Airbus risque sa réputation avec le titane russe
Alors que le président ukrainien Volodymyr Zelenskyy exhorte l’Union européenne à cesser d’acheter du pétrole russe et d’autres produits d’exportation essentiels, le groupe aérospatial néerlandais Airbus a demandé à l’UE de ne pas interdire les importations de titane en provenance de Russie.
Le titane est un élément essentiel du processus de fabrication aérospatiale. Selon les estimations, la Russie exporte 45 % de tout le titane utilisé par le secteur dans le monde, tandis que le plus grand fournisseur mondial de cette matière première est VSMPO-AVISMA. Cette entreprise appartient à la corporation d’État russe Rostec, son conglomérat de défense.
Début mars, Boeing, le rival d’Airbus, a déclaré qu’il avait cessé d’acheter du titane à la Russie, alors qu’il n’avait conclu que récemment un nouveau contrat avec VSMPO-AVISMA.
« Nous avons suspendu nos achats de titane en provenance de Russie. Notre inventaire et la diversité de nos sources de titane assurent un approvisionnement suffisant pour la production d’avions », a déclaré Boeing à Reuters.
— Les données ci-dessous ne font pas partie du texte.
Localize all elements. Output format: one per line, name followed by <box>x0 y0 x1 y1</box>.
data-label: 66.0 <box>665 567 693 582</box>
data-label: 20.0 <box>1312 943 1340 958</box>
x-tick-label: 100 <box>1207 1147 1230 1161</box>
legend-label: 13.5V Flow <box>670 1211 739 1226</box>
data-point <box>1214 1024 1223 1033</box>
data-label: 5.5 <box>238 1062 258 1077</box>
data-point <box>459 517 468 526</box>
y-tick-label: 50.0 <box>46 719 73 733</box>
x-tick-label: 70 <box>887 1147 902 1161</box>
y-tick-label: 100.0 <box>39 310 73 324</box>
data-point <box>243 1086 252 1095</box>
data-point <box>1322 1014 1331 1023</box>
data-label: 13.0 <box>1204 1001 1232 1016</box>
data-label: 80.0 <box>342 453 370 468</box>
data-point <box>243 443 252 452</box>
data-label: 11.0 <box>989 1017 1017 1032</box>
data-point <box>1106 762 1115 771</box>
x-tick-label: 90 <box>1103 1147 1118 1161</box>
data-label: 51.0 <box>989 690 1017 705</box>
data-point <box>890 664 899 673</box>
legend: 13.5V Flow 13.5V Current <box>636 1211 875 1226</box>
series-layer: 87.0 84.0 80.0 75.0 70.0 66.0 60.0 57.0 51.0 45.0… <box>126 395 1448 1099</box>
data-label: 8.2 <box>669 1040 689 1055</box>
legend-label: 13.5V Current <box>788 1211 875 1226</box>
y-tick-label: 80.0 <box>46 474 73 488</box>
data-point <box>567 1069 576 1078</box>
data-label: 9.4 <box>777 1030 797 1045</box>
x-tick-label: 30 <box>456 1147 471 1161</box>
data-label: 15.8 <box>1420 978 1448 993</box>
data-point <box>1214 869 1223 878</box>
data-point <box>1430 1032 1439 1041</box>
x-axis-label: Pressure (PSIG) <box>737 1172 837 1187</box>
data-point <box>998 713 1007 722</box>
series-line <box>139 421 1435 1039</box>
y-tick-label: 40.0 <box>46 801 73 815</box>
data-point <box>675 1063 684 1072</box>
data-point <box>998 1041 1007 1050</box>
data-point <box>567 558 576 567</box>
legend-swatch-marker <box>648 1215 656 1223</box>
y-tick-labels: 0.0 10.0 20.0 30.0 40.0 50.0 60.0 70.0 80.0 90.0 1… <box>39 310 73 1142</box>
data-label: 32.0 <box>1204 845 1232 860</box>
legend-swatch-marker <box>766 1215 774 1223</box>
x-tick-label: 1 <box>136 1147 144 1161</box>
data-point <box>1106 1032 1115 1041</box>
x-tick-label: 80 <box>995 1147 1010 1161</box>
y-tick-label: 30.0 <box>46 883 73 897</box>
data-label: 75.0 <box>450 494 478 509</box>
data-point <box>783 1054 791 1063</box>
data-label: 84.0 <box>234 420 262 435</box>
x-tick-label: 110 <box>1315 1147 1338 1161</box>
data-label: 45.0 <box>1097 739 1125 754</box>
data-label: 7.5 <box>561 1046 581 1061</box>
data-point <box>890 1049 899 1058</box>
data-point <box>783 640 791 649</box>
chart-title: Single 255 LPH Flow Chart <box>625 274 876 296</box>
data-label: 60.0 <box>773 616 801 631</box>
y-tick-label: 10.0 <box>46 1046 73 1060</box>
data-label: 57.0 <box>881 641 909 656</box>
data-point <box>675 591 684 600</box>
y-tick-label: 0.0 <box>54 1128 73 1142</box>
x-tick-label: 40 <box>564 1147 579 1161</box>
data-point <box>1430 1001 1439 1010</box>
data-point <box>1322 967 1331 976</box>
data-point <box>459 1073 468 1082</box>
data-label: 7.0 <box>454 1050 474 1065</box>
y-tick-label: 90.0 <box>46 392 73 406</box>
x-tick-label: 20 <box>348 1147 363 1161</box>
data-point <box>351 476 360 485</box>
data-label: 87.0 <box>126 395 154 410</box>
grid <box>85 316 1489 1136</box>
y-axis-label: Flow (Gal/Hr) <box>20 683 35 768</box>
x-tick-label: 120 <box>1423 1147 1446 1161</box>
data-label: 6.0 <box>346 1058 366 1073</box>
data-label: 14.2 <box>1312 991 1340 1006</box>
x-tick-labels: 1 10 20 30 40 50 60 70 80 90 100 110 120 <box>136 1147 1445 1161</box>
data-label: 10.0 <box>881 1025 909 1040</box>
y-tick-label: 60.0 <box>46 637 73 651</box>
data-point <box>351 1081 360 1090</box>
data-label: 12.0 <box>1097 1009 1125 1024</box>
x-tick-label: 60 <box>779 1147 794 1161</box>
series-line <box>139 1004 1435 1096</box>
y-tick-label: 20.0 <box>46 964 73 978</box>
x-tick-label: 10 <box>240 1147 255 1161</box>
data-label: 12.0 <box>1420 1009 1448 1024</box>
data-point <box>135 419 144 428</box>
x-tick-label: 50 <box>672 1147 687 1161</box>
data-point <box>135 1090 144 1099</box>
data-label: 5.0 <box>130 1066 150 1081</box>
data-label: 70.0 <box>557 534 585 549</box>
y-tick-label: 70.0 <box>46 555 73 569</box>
Airbus a déclaré à la fin du mois dernier qu’il cherchait à réduire sa dépendance au titane russe. Mais le directeur général du groupe, Guillaume Faury, a déclaré lors de l’assemblée générale annuelle du groupe cette semaine que l’imposition de sanctions sur le métal stratégique nuirait à l’aérospatiale tout en ne nuisant guère à l’économie russe, selon le service de presse Euractiv basé à Bruxelles.
L’élargissement des mesures prises après l’invasion de l’Ukraine par la Russie à l’interdiction d’importer du titane, utilisé dans les avions et les moteurs à réaction, ne serait “pas approprié”, aurait déclaré M. Faury aux actionnaires.
Le niveau des sanctions imposées à la Russie devient un sujet de plus en plus sensible, les hommes politiques et les chefs d’entreprise étant aux prises avec des contradictions morales et économiques.
Le président ukrainien Zelenskyy a de nouveau appelé les gouvernements occidentaux à imposer des sanctions économiques plus sévères à la Russie en début de semaine, lors d’un discours devant le parlement lituanien.
Le président allemand Frank-Walter Steinmeier a appris cette semaine qu’il n’était pas le bienvenu en Ukraine, en raison de sa position modérée sur les sanctions russes et de son soutien au gazoduc Nord Stream 2.
Vendredi, l’UE a annoncé une cinquième série de sanctions contre la Russie, dont une interdiction d’importation de toutes les formes de charbon russe. Cette mesure touche un quart des exportations russes de charbon, ce qui représente une perte de revenus d’environ 8 milliards d’euros par an pour la Russie.
L’UE a également déclaré qu’elle envisagerait des sanctions plus sévères à l’encontre de la Russie. « La Commission [européenne] (CE) et l’Agence européenne pour l’environnement travaillent sur des propositions supplémentaires concernant d’éventuelles sanctions, notamment sur les importations de pétrole, et réfléchissent à certaines des idées présentées par les États membres, comme des taxes ou des canaux de paiement spécifiques, tels qu’un compte séquestre », a déclaré la CE.
Mais jusqu’à présent, le titane reste en dehors de la liste, et Airbus ne pense pas que des sanctions plus sévères soient nécessaires à ce stade.
« Airbus applique et continuera d’appliquer pleinement les sanctions », a déclaré un porte-parole de l’entreprise à Euractiv.
« Les sanctions sur le titane russe ne nuiraient guère à la Russie, car elles ne représentent qu’une petite partie des recettes d’exportation de ce pays. Mais elles endommageraient massivement l’ensemble de l’industrie aérospatiale en Europe », ont-ils ajouté.